Farming weather is always one of the hottest topics in the agricultural sector. Farmers constantly need to stay on top of changing conditions in a bid to manage their crops and animals as effectively as possible and plan for contingencies should the worst occur. The industry is notorious for its ‘surprise’ factors and bad weather can lead to an entire crop being lost. Most UK farmers are still reeling from the bad weather of the past year, which saw summer crops rained into oblivion and lambing season this spring affected by late snows.
Many farmers will have their own methods and techniques for predicting long-range weather trends, but for those who prefer a technological input, the internet is a great place to look. The long-range farming weather forecast is updated every month, using data models from the NCEP. The figures are then run through complex modelling systems and customised software to predict future weather patterns as accurately as possible. Even though this is the cutting-edge of weather forecasting, the science is still largely experimental, as forecasting a month ahead is still a new field and one ripe for further development.

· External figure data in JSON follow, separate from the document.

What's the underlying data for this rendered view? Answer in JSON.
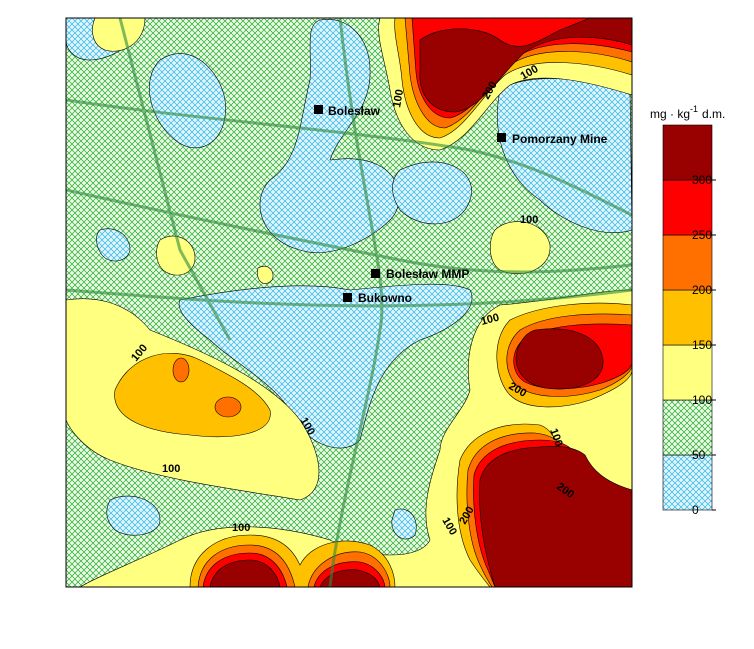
{
  "map": {
    "places": [
      "Bolesław",
      "Pomorzany Mine",
      "Bolesław MMP",
      "Bukowno"
    ],
    "contour_labels": [
      "100",
      "200",
      "100",
      "100",
      "100",
      "100",
      "100",
      "100",
      "200",
      "100",
      "200",
      "100",
      "200",
      "100"
    ],
    "legend": {
      "unit": "mg · kg",
      "exponent": "-1",
      "suffix": "d.m.",
      "ticks": [
        0,
        50,
        100,
        150,
        200,
        250,
        300
      ],
      "colors": [
        "url(#hb)",
        "url(#hg)",
        "#ffff80",
        "#ffc000",
        "#ff7000",
        "#ff0000",
        "#990000"
      ]
    }
  }
}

This summer was predicted to be a ‘mixed’ season, although temperatures so far have broadly remained at the average and rainfall has also been in line – or just above – the norm for this time of year. June was expected to start fine, but unsettled periods were forecast for the month as a whole. July will likely have lower pressure than average across the country, which will lead to it being a wet month. Regional variations in weather are expected, however and the south and east may well buck the trend. Again, temperatures are expected to remain broadly in line with the norm for the season.
For August, it looks as though pressure will continue to be higher than average, particularly in the north. However, it will be lower than the average as you move further south. This means that the north will likely be drier than usual and the south will be wetter than usual.
In the meantime, the daily, weekly and updated long-term forecasts are still the best places to keep up to date with the latest weather and its impacts on the farming community. There are various apps for checking conditions on the go. For farmers looking to hedge their risks, various schemes are available to help manage risk. An experienced business adviser can offer valuable guidance and suggestions about hedging products and services.